Kingpin is just the latest in a long line of games to suffer at the hands of the world's moral guardians in recent times - Sensible Software's self-explanatory Sex, Drugs And Rock'n'Roll (a PC adventure-style game which cast the player as a rock star called Nigel on a mission to drink, snort and shag his way to the top, and started off with a scene depicting our hero having a wank in a toilet) was recently canned after four years of work because no publisher was prepared to deal with the trouble its content would cause - though we haven't yet heard of anyone trying to ban, say, Robbie Williams albums, despite the cheeky-faced star doing all the above things in real life, never mind in a game. (Well, we don't know about the wanking-in-the-toilet bit, but the odds must be pretty fair.)
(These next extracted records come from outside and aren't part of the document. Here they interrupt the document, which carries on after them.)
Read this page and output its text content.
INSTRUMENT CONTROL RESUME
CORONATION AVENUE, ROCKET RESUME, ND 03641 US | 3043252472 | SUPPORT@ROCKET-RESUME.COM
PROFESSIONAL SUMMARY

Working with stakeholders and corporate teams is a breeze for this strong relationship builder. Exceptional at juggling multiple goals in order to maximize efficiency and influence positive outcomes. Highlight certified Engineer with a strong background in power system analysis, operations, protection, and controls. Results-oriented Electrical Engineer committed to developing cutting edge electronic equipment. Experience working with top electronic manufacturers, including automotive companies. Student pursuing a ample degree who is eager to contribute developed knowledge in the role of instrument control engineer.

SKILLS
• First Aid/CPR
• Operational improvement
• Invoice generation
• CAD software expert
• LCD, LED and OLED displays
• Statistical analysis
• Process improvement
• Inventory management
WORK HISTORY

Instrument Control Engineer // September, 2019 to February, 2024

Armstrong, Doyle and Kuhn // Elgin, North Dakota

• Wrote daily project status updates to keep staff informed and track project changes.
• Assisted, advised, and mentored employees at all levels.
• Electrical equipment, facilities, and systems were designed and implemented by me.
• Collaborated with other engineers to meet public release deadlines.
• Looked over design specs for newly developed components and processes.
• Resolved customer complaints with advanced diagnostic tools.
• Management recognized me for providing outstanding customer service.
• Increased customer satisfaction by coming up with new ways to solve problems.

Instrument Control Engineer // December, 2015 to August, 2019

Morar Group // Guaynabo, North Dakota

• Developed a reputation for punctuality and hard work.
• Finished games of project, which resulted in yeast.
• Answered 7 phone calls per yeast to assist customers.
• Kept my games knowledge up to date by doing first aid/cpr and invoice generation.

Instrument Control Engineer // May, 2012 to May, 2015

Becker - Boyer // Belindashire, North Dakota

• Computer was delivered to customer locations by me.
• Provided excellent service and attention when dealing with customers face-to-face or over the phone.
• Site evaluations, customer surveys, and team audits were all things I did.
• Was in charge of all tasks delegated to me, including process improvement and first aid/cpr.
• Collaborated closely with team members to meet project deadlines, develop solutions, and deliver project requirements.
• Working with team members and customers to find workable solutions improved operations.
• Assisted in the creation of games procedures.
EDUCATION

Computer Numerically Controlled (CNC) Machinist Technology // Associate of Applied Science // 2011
And controversial Playstation beat-'em-up Thrill Kill (the most notorious bit of which saw one of the female characters orgasming after killing an opponent, although no-one seemed to mind when exactly the same thing happened in the James Bond flick Goldeneye - which didn't even get an 18 certificate) has effectively been given a life sentence in chokey by publishers Electronic Arts - not only have they refused to publish the game themselves after buying it from another company, but they find it so objectionable that they're also refusing to sell it on to anyone else to publish either. (Which kind of begs the question, why did the hypocritical idiots fork out a big wad of cash for it in the first place?)

And of course, you've probably already read hysterical tabloid headlines about Carmageddon 2 (only recently granted an 18 certificate by the BBFC after six months of huffing and puffing, though the game was practically identical to the already-certified first Carmageddon) and Grand Theft Auto, which has recently burst back into the headlines thanks to a new updated version of the game which takes place in London rather than America, and has you mowing down innocent passers-by in open-topped double deckers, Mini Coopers and black cabs instead of Cadillacs and Dodge Vipers.

So it looks like we're still going to have to wait for a while before we get to play games featuring anything more grown-up than fat Italians in dungarees jumping on turtles. It's enough to make you want to punch someone.